Sources: African Development Bank Group, Esri

CHAI Opens a 2,000-Seat Program to Get Local Health Agencies Using AI Safely

The Coalition for Health AI (CHAI) launched PULSE (Public health Use case and Learning Scaling Engine) on July 16, a national initiative for state, tribal, local, and territorial public health agencies, most of which have lagged well behind federal agencies on generative AI adoption. PULSE will bring roughly 2,000 public health practitioners through five defined use-case tracks; OpenAI and Anthropic have each donated ten enterprise licenses, with up to 2,000 seats available in total. CHAI's 17-member leadership council selects participants and routes them to their preferred use-case committee, where they work with Accenture's AI and public-health specialists to run pilots and turn what they learn into public adoption playbooks. Why it matters: For public-health and social-impact orgs without in-house AI expertise, PULSE is a free, structured on-ramp: enterprise-tier model access from OpenAI and Anthropic, a peer cohort of 2,000 practitioners, and a named technical partner running the pilots, rather than building an AI adoption process from scratch.

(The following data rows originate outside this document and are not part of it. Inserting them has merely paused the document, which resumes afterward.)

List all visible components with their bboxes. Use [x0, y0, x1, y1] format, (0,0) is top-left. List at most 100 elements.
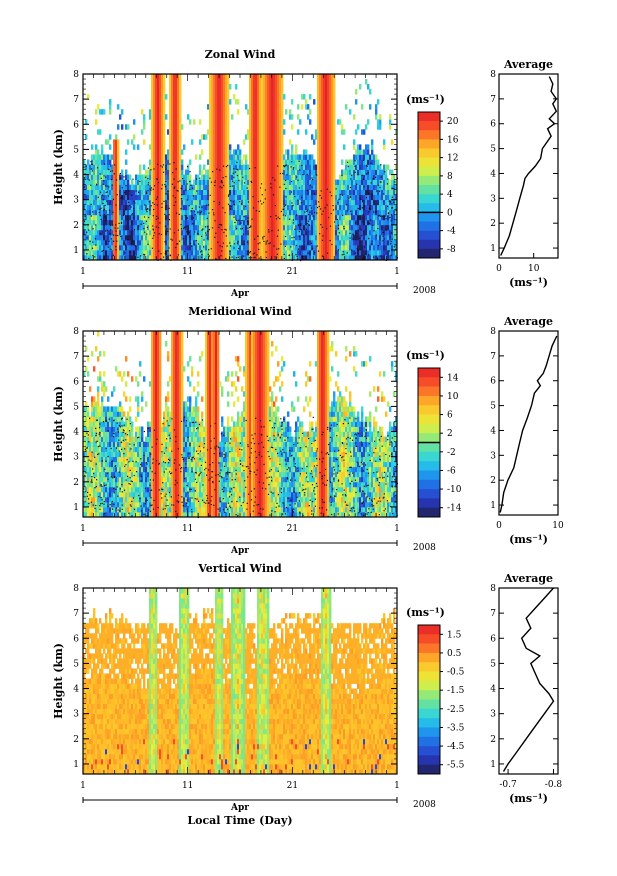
- profile-x-label: (ms⁻¹): [509, 792, 548, 805]
- colorbar-swatch: [418, 498, 440, 508]
- profile-title: Average: [503, 58, 553, 71]
- colorbar: (ms⁻¹) 14 10 6 2 -2 -6 -10 -14: [406, 349, 462, 518]
- profile-x-tick-label: -0.7: [499, 780, 517, 790]
- colorbar-swatch: [418, 377, 440, 387]
- profile-y-tick-label: 1: [490, 760, 496, 770]
- colorbar-swatch: [418, 625, 440, 635]
- colorbar-swatch: [418, 368, 440, 378]
- x-tick-label: 1: [394, 781, 400, 791]
- x-tick-label: 1: [80, 267, 86, 277]
- colorbar-tick: 14: [447, 373, 459, 383]
- y-tick-label: 7: [73, 352, 79, 362]
- year-label: 2008: [413, 800, 436, 810]
- colorbar-unit: (ms⁻¹): [406, 349, 445, 362]
- heatmap-field: [83, 74, 398, 261]
- colorbar-tick: -14: [447, 504, 462, 514]
- colorbar-swatch: [418, 451, 440, 462]
- colorbar-swatch: [418, 130, 440, 140]
- x-axis-label: Local Time (Day): [187, 814, 292, 827]
- profile-x-tick-label: 10: [528, 264, 540, 274]
- panel-title: Meridional Wind: [188, 305, 292, 318]
- colorbar-swatch: [418, 112, 440, 122]
- colorbar-swatch: [418, 470, 440, 481]
- colorbar-swatch: [418, 185, 440, 195]
- colorbar-swatch: [418, 736, 440, 747]
- colorbar-swatch: [418, 194, 440, 204]
- colorbar-tick: -6: [447, 466, 456, 476]
- profile-y-tick-label: 8: [490, 327, 496, 337]
- profile-frame: [498, 73, 559, 259]
- colorbar-tick: 8: [447, 172, 453, 182]
- colorbar-swatch: [418, 652, 440, 663]
- y-tick-label: 4: [73, 428, 79, 438]
- colorbar-tick: -3.5: [447, 723, 465, 733]
- profile-y-tick-label: 1: [490, 244, 496, 254]
- y-tick-label: 3: [73, 453, 79, 463]
- y-axis-label: Height (km): [52, 643, 65, 719]
- colorbar-swatch: [418, 461, 440, 471]
- x-tick-label: 21: [287, 267, 298, 277]
- colorbar-swatch: [418, 203, 440, 213]
- colorbar-tick: -4: [447, 227, 456, 237]
- colorbar-swatch: [418, 489, 440, 499]
- colorbar-swatch: [418, 690, 440, 700]
- y-tick-label: 6: [73, 377, 79, 387]
- colorbar-swatch: [418, 157, 440, 168]
- y-tick-label: 2: [73, 478, 79, 488]
- colorbar-swatch: [418, 479, 440, 490]
- colorbar-tick: -10: [447, 485, 462, 495]
- profile-title: Average: [503, 315, 553, 328]
- colorbar-swatch: [418, 708, 440, 719]
- y-tick-label: 5: [73, 659, 79, 669]
- y-tick-label: 8: [73, 327, 79, 337]
- colorbar-tick: -1.5: [447, 686, 465, 696]
- colorbar-unit: (ms⁻¹): [406, 93, 445, 106]
- colorbar-swatch: [418, 755, 440, 765]
- y-tick-label: 1: [73, 503, 79, 513]
- profile-y-tick-label: 6: [490, 634, 496, 644]
- colorbar-swatch: [418, 634, 440, 644]
- average-profile: Average 1 2 3 4 5 6 7 8 0 10 (ms⁻¹): [490, 315, 564, 546]
- profile-line: [499, 335, 558, 513]
- profile-y-tick-label: 7: [490, 352, 496, 362]
- x-tick-label: 1: [394, 267, 400, 277]
- colorbar-swatch: [418, 212, 440, 222]
- x-tick-label: 1: [80, 524, 86, 534]
- colorbar-tick: 16: [447, 135, 459, 145]
- colorbar-swatch: [418, 423, 440, 434]
- x-tick-label: 1: [394, 524, 400, 534]
- profile-y-tick-label: 2: [490, 219, 496, 229]
- colorbar-swatch: [418, 414, 440, 425]
- colorbar-swatch: [418, 239, 440, 250]
- y-tick-label: 6: [73, 120, 79, 130]
- year-label: 2008: [413, 543, 436, 553]
- colorbar-tick: -8: [447, 245, 456, 255]
- profile-y-tick-label: 3: [490, 710, 496, 720]
- colorbar-swatch: [418, 746, 440, 756]
- y-axis-label: Height (km): [52, 129, 65, 205]
- y-tick-label: 7: [73, 95, 79, 105]
- colorbar-swatch: [418, 718, 440, 728]
- colorbar-tick: 12: [447, 154, 458, 164]
- average-profile: Average 1 2 3 4 5 6 7 8 -0.7 -0.8 (ms⁻¹): [490, 572, 562, 805]
- y-axis-label: Height (km): [52, 386, 65, 462]
- colorbar-swatch: [418, 395, 440, 406]
- profile-y-tick-label: 7: [490, 609, 496, 619]
- month-label: Apr: [230, 289, 249, 299]
- colorbar-swatch: [418, 433, 440, 443]
- profile-x-tick-label: 0: [496, 264, 502, 274]
- colorbar-swatch: [418, 671, 440, 682]
- profile-frame: [498, 330, 559, 516]
- colorbar-swatch: [418, 662, 440, 672]
- y-tick-label: 2: [73, 735, 79, 745]
- profile-y-tick-label: 4: [490, 426, 496, 436]
- x-tick-label: 11: [182, 267, 193, 277]
- profile-y-tick-label: 5: [490, 402, 496, 412]
- colorbar-tick: -4.5: [447, 742, 465, 752]
- x-tick-label: 21: [287, 524, 298, 534]
- x-tick-label: 21: [287, 781, 298, 791]
- heatmap-field: [83, 588, 398, 775]
- profile-y-tick-label: 5: [490, 145, 496, 155]
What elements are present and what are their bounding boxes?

Sources: PRNewswire, Coalition for Health AI

Upcoming Events & Opportunities

Kluz Prize for PeaceTech 2026 (Funding)

  • Amount: $20,000
  • Deadline: July 31, 2026, 11:59 PM EDT
  • Eligibility: Tech companies and peace/humanitarian organizations and initiatives using emerging tech to save lives, reduce conflict, or safeguard human rights; priority to young innovators and tech-community members
  • Apply: kluzprize.org

Japan Climate Fund — Solar Sharing (Agrivoltaics) Grant Program (Funding)

  • Amount: Up to ¥10 million per project (¥20 million total pool this fiscal year)
  • Deadline: August 19, 2026
  • Eligibility: Agrivoltaics and climate-resilience projects for farmers and local communities, in partnership with local governments or private companies
  • Apply: fundsforngos.org

Active Disaster Monitoring (GDACS/OCHA)

  • Mexico:** M7.3 earthquake 58 km WSW of Puerto Madero plus a M6.0 aftershock 90 km SW (July 17); USGS significance scores of 973 and 555, yellow and green alert levels; no confirmed casualties as monitoring continues. Source: USGS.
  • Philippines:** Mayon Volcano erupting in Albay province, ongoing since at least July 16; GDACS Orange alert, PHIVOLCS Alert Level 3 with 327 rockfalls and a 6 km evacuation radius; thousands evacuated. Source: GDACS.
  • Horn of Africa (Ethiopia, Kenya, Somalia):** Regional drought, GDACS Orange alert active since July 3; regional response ongoing. Source: GDACS.